Residents of Agok, a village 40 kilometers south of Abyei, are moving further south to a place called Turalei, because of fears of further violence.

Joining Agok residents are those who fled Abyei on Saturday, when northern Sudanese troops took control of the disputed area.  The U.N. mission in Sudan reported continued burning and looting in Abyei town on Monday.

Gustavo Fernandez, program manager of Doctors Without Borders' Abyei program, says his staff is setting up surgical operations in Turalei and is monitoring the situation. "Since Sunday, basically what we are doing is following up the general condition of this population on the move and we are trying to, through mobile clinics, pick up those that were found in the most severe medical condition on the road and bring them to the hospital," said Fernandez.

Doctors Without Borders also evacuated its staff from Abyei.

In its hospital in Agok, the medical aid agency treated 42 people wounded in the attack.  He says many of those patients are back on the run.

Fernandez says his team has treated a number of children suffering from dehydration, who have had little access to water since the violence broke out.  He says his team has set up a re-hydration unit in the hospital.

Fernandez says Abyei is a virtual ghost town. "The information coming out is that Abyei is in complete control of the Sudanese armed forces and the town is essentially empty.  There are no civilians there," he said.

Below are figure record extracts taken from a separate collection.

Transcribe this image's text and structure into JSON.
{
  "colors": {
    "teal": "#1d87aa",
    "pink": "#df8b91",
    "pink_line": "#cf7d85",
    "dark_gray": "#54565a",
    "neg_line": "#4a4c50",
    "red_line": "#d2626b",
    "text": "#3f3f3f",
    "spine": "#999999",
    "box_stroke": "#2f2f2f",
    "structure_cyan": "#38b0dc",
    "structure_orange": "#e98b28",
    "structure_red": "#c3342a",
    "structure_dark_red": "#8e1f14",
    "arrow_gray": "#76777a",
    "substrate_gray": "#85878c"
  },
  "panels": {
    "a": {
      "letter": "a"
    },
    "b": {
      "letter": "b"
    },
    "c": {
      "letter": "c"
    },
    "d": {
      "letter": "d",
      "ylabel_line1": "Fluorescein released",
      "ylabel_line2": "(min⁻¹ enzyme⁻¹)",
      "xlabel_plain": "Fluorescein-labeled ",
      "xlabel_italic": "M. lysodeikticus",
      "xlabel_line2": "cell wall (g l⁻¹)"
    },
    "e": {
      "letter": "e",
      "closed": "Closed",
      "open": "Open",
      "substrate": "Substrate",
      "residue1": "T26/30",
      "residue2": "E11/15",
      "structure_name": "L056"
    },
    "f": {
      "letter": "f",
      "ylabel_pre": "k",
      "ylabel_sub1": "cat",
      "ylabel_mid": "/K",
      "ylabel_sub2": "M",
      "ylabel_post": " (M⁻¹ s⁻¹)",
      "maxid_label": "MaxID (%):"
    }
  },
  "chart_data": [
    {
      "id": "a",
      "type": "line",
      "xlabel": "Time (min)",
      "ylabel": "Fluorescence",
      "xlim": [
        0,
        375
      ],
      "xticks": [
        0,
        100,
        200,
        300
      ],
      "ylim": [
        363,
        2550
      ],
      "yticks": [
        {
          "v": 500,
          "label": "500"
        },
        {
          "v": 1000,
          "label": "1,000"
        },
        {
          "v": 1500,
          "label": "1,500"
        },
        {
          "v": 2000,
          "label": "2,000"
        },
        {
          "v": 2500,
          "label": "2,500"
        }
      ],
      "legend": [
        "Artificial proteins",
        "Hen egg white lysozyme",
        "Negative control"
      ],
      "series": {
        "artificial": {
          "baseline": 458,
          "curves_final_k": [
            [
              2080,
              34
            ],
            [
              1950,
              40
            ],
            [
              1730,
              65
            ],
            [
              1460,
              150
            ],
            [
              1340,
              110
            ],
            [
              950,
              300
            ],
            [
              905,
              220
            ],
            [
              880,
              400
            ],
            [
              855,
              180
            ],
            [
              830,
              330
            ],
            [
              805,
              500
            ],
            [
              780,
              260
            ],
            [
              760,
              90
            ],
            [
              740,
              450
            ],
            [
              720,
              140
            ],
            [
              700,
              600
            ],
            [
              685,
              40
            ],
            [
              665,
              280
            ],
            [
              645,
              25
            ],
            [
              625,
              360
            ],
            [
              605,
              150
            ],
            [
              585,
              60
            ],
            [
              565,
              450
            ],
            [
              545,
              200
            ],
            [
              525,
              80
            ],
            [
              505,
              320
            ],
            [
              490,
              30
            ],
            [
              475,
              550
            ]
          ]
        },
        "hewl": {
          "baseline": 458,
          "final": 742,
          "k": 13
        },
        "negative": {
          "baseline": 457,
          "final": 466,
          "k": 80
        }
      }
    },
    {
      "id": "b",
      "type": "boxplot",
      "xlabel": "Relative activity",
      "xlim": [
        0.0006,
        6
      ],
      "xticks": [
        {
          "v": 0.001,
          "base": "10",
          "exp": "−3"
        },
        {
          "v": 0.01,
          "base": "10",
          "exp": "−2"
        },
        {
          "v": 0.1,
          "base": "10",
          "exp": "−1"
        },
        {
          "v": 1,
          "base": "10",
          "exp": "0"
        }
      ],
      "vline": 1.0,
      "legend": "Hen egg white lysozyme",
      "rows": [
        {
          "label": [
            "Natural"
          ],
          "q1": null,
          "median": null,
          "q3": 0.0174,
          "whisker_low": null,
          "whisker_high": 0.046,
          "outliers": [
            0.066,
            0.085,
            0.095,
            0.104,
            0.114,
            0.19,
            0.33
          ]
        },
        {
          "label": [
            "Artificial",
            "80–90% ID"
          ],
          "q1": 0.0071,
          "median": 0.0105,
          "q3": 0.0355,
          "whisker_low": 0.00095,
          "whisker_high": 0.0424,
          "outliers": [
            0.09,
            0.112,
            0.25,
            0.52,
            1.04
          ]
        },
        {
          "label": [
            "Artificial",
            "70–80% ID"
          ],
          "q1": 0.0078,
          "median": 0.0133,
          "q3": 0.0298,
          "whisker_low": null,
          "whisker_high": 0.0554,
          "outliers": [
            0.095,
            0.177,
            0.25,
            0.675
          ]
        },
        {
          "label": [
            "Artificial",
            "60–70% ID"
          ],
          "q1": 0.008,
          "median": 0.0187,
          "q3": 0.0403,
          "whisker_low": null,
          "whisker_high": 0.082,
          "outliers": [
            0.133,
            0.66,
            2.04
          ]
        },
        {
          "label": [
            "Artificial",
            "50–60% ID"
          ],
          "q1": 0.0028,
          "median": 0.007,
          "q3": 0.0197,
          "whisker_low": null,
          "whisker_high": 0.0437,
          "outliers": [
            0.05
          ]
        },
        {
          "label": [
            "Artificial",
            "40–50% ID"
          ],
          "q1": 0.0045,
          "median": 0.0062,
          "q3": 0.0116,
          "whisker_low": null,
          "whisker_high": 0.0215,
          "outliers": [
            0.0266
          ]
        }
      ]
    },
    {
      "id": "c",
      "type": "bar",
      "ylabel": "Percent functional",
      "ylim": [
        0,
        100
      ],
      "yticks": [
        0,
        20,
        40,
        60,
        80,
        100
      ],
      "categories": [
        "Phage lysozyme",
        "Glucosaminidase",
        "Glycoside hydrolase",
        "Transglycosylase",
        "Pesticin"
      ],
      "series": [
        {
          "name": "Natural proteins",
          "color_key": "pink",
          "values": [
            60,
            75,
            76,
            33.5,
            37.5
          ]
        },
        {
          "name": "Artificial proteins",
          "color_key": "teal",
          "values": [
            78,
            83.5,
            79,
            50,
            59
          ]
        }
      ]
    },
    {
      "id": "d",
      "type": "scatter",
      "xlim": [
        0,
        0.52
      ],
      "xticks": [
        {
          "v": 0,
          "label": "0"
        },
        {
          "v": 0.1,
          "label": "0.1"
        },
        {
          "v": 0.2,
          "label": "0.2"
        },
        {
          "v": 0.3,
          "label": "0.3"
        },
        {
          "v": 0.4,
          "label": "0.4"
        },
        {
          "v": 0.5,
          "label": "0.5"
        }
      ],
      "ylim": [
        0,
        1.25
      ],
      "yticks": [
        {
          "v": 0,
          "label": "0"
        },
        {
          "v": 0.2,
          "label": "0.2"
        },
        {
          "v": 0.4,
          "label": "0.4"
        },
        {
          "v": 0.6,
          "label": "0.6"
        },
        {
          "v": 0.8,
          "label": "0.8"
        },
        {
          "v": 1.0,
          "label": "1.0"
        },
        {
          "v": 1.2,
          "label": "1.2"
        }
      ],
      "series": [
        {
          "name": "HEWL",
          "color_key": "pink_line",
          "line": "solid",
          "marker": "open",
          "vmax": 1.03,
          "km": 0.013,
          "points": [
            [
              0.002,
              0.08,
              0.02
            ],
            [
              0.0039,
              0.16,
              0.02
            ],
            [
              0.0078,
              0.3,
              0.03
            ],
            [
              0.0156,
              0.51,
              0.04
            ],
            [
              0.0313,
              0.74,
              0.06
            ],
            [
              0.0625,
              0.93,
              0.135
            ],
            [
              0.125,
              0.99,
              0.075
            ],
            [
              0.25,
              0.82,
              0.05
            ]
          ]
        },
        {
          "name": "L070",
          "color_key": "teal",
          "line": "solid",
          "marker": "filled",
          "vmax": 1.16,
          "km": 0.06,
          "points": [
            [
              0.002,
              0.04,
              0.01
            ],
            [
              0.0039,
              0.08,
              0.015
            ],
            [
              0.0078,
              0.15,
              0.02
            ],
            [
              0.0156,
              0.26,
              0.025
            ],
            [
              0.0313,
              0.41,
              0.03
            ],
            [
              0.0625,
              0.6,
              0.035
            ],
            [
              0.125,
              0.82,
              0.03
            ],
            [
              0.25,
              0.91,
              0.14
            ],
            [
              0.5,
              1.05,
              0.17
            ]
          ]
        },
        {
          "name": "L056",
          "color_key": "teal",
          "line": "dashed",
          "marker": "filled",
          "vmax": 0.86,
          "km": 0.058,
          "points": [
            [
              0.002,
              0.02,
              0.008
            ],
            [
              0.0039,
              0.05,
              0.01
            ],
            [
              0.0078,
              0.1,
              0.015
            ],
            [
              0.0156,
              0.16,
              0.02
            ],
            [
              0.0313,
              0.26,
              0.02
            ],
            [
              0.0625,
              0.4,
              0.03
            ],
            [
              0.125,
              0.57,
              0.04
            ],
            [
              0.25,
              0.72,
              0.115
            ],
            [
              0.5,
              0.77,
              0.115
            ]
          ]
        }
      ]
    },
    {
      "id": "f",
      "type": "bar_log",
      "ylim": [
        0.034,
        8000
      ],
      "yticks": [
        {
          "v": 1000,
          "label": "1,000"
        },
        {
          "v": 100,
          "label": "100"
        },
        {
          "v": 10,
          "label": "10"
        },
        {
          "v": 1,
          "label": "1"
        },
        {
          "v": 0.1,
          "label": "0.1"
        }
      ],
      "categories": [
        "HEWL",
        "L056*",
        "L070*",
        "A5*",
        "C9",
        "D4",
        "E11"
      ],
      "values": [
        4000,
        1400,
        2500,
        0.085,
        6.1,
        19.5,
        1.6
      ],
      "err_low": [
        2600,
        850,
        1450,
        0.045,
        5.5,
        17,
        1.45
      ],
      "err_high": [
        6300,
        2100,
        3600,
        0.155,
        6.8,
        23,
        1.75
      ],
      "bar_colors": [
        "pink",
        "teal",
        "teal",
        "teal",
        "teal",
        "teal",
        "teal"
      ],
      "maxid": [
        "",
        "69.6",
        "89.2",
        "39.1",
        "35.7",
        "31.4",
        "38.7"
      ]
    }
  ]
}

Both north and south Sudan claim that oil-rich Abyei belongs to their territory.  In a January referendum, southerners voted overwhelmingly to separate from the north, who they had been at war with for more than two decades.

A separate referendum on what would happen to Abyei was canceled because of disputes over who was eligible to vote.

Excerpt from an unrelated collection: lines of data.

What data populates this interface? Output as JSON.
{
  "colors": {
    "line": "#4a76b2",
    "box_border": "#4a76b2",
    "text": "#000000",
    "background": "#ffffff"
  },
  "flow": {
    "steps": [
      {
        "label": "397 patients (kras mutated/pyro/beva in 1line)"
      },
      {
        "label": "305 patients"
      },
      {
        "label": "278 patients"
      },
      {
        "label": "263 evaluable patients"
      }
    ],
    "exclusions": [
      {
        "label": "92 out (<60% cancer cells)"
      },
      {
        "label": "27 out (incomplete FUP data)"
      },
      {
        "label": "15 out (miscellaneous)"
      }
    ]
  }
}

South Sudan is scheduled to become an independent country on July 9, but many fear this might not happen because of the Abyei dispute.

Both armies were conducting joint patrols of the area.  A northern army convoy was attacked Thursday, and accused the south of carrying out that attack.  

The south has called Saturday's territory seizure "illegal."  On Sunday, the U.N. Security Council demanded the north withdraw its troops immediately from Abyei.

Fernandez says his staff is committed to staying in the area for the time being, but that may change if the security situation worsens.